Curse or no curse, the identification of the archaeological site on Mt. Ebal as Joshua’s altar is controversial. Prof. Aren Maeir of Bar-Ilan University, director of the Tel Safi (Gath) excavation, who is not involved with this research, is skeptical: It may not even be an altar as Zertal claims, he says.
However, Maeir and the team agree that this was an ancient cultic site from at least the Early Iron Age or before. Was there a Joshua and was he there? We do not know. But we know that somebody was in trouble.
Cursed by Yahweh
Today contracts read somewhat differently, but this was, pure and simple, a legal document, claims van der Veen.
“The curse is a legal inscription with a legal verdict addressing a still-unknown person or group. It is clearly of ancient Israelite origin, refers to its deity [YHWH] and reads like a curse formula. There are good literary parallels in the Hebrew bible,” van der Veen said – and this was quite the custom around the ancient Mediterranean Sea and Middle East. The oldest-known inscription before this one was Hittite andfound in Turkey. This one is roughly from the same period, van der Veen says: “So such scripts were in use at the time.”

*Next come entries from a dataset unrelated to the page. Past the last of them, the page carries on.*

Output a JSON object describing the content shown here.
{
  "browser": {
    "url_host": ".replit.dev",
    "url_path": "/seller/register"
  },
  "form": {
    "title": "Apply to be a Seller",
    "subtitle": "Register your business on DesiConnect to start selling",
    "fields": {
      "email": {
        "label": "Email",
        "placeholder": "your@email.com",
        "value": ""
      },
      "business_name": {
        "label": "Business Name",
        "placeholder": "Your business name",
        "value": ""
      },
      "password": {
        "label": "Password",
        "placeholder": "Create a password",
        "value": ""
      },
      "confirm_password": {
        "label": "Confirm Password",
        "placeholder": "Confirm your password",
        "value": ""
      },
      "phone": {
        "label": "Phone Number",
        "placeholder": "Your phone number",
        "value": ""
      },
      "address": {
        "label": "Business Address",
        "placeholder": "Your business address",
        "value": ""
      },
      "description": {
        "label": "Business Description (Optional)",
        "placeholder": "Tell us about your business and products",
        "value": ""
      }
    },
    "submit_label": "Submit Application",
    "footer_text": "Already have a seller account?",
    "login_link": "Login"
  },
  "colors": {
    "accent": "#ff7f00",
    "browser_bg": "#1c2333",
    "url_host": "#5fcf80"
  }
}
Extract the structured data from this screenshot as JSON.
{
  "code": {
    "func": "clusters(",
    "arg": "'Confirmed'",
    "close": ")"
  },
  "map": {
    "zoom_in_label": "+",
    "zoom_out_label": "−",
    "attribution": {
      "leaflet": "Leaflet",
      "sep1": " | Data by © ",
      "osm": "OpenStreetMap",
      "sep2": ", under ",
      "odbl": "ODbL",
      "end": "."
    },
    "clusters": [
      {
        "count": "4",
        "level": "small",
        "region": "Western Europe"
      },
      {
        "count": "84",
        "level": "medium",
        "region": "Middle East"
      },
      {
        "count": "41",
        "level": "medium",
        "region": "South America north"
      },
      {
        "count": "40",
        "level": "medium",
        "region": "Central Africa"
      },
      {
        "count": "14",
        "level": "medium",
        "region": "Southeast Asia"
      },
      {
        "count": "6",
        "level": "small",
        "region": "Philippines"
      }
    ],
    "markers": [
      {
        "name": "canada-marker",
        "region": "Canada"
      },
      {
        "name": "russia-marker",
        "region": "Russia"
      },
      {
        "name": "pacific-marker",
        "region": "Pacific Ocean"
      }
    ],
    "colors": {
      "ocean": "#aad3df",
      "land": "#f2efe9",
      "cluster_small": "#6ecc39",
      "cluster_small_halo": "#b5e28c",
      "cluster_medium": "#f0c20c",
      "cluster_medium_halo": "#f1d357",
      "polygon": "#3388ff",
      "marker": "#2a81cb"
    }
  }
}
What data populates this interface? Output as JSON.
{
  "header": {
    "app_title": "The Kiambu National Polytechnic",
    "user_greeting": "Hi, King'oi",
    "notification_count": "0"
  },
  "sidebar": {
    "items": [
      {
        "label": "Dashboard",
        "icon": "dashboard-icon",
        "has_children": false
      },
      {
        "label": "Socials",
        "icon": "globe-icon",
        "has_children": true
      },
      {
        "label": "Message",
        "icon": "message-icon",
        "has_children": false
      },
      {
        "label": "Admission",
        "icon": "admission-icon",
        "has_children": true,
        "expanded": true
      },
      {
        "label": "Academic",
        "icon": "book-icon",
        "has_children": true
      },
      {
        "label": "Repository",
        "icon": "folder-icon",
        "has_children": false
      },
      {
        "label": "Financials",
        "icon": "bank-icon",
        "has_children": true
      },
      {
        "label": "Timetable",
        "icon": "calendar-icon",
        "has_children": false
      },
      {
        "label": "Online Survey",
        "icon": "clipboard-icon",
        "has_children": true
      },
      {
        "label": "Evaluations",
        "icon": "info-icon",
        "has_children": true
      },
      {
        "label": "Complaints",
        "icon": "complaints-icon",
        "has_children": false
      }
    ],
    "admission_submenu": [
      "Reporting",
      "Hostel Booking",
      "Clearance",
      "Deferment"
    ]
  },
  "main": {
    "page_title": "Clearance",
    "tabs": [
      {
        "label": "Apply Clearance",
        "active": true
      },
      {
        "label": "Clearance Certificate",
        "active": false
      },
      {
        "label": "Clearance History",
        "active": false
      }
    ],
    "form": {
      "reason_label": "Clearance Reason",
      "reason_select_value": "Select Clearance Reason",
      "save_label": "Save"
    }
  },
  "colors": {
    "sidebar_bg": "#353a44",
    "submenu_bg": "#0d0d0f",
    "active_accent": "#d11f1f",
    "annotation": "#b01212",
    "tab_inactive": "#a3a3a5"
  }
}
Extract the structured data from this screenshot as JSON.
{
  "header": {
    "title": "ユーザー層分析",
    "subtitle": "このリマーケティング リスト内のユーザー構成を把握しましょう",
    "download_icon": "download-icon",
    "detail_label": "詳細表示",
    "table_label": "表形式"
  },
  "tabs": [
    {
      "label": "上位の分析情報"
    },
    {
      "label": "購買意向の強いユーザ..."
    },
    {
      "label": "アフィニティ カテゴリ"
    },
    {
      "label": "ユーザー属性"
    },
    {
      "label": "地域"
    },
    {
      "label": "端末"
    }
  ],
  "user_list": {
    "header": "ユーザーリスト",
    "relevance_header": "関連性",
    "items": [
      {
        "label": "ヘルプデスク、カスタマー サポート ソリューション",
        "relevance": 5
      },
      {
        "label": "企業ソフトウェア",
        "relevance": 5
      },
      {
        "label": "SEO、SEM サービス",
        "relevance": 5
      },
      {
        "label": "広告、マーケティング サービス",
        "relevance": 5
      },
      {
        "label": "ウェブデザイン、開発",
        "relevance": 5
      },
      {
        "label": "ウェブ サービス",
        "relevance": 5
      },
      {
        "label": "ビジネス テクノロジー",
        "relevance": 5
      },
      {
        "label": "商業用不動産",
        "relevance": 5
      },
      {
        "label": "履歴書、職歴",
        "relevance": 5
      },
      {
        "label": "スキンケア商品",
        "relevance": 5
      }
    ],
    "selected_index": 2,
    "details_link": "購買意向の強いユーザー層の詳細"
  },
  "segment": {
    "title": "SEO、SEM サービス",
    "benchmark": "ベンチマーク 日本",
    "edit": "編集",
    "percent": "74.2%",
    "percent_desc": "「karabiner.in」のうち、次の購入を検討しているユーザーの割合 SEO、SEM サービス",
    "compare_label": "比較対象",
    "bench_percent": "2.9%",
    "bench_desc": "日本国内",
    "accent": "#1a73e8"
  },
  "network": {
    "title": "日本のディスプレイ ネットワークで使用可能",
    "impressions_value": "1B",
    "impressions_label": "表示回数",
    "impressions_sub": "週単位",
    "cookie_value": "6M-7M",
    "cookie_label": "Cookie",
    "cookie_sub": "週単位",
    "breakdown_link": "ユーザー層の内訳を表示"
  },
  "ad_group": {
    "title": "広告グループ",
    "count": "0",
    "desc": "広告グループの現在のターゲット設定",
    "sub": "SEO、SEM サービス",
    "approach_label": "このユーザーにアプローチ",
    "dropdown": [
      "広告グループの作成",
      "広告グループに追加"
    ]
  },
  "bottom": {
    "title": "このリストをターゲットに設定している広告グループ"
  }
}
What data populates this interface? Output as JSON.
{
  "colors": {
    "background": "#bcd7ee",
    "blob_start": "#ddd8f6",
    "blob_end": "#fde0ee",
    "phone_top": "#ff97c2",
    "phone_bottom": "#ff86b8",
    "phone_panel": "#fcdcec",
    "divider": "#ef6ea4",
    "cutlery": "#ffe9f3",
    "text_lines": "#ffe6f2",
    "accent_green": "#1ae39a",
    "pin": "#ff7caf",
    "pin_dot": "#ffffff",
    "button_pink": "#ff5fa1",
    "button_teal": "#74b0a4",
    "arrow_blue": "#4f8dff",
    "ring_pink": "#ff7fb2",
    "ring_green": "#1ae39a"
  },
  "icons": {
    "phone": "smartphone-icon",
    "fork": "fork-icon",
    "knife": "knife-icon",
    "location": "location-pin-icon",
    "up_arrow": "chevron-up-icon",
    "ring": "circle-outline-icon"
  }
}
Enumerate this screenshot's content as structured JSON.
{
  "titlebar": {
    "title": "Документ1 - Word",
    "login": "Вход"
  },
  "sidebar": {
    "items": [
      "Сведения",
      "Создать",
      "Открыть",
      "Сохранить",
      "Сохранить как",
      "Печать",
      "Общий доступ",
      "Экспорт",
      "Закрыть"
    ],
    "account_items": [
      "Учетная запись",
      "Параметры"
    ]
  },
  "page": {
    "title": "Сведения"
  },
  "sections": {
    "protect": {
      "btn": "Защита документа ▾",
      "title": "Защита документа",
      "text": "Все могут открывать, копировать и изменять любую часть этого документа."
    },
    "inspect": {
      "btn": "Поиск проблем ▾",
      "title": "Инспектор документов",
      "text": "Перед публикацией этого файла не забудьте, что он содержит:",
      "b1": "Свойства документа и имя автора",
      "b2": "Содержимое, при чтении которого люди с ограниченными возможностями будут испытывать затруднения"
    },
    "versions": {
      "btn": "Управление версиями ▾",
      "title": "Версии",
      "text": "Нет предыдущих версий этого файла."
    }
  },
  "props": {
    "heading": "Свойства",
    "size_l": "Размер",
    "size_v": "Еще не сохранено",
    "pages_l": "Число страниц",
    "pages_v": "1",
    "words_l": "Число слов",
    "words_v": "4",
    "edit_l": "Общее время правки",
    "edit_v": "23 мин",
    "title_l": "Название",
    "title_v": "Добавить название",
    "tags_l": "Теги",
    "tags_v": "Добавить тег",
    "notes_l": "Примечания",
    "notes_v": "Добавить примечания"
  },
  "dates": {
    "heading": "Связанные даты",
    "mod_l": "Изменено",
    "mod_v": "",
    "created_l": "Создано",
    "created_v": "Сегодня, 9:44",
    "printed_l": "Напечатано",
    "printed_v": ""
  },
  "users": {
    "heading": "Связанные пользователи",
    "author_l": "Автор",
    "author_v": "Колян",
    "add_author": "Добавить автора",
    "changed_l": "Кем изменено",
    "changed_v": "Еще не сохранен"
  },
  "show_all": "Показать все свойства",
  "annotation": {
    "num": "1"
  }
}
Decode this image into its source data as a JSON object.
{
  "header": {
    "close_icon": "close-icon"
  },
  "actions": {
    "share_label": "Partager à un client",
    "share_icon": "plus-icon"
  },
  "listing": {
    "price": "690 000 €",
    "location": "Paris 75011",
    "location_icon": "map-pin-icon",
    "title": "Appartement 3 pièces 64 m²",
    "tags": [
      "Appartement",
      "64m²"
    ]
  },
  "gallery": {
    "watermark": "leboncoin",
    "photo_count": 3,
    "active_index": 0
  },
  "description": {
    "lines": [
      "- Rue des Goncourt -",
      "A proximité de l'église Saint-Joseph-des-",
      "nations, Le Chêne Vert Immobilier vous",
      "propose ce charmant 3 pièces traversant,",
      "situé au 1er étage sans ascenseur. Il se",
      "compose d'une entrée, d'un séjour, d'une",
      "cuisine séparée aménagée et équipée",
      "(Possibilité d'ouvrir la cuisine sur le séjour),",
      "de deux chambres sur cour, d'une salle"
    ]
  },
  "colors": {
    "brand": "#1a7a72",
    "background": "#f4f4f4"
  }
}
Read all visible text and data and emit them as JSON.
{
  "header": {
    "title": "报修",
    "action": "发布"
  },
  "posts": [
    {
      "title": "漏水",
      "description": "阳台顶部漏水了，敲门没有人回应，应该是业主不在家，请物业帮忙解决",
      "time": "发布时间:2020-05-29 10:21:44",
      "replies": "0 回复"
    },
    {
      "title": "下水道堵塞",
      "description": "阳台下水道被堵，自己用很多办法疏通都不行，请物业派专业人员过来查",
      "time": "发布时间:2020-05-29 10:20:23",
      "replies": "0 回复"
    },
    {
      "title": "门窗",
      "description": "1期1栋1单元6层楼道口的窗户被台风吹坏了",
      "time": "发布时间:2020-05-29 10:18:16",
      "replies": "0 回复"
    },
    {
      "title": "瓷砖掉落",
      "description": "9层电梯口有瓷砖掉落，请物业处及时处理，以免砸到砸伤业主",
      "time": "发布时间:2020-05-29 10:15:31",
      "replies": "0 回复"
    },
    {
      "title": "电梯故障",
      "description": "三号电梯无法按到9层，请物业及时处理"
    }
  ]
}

To achieve what? “This is most likely a self-imprecatory curse or oath, which one brings upon oneself,” van der Veen explains. “I accept the blessings... and accept the curses if I break the covenant. It may be titular or individual.”
Defending their interpretation of the word transcribed as YHW, he explains that proto-alphabetic writing was not standardized – it could have gone left to right, top to bottom, who knows. But here we have this twice: a yod on the left, a heh in the middle (looking like a stick figure) and a vav. “That is the divine name of god,” van der Veen says.
There are some other very early mentions of YHWH, such as the inscription found at Kuntillat Ajrud in the Sinai from the 8th century B.C.E. (where somebody drew a picture of God, and possibly his genitals and wife too), and in a glyph from 18th dynasty Egypt which mentioned the land of the Yahweh.
And now here it is again, even earlier, in the land of Israel itself, possibly dating to the Late Bronze Age, the divine name.